Эмили издала странный звук, который мог бы сойти за неохотное согласие.
— Ага, значит, это глаза, а это нос, — с явным воодушевлением подхватила Фезер, хотя Голубоглазый не видел ничего такого, что бы вызывало восхищение.
Руки Эмили двигались по глине, делая в комке углубления, ощупывая его кончиками пальцев, царапая ногтями, чтобы создать видимость волос.

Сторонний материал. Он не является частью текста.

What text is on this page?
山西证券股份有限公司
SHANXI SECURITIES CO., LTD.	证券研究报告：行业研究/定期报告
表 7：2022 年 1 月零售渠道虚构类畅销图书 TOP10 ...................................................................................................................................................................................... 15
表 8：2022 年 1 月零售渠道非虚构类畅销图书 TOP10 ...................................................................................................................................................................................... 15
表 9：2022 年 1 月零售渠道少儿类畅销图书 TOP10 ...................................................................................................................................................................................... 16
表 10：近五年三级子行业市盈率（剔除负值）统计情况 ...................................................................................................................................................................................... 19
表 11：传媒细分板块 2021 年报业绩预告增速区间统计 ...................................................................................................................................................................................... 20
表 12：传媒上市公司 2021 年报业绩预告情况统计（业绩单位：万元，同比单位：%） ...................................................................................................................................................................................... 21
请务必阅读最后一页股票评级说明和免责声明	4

Теперь и он мог бы подтвердить, что это действительно чья-то голова, хотя и вылепленная весьма примитивно, неправильной формы, с ушами как у летучей мыши и нелепым, высоченным лбом ученого-мудреца, как бы подавляющим остальные черты. Глаза заменяли неглубокие впадины, сделанные большим пальцем, собственно, их и заметно-то не было.
Но Фезер и миссис Уайт просто охали от восторга, разглядывая это изделие, и Голубоглазый даже придвинулся ближе, пытаясь понять, что же там такого замечательного.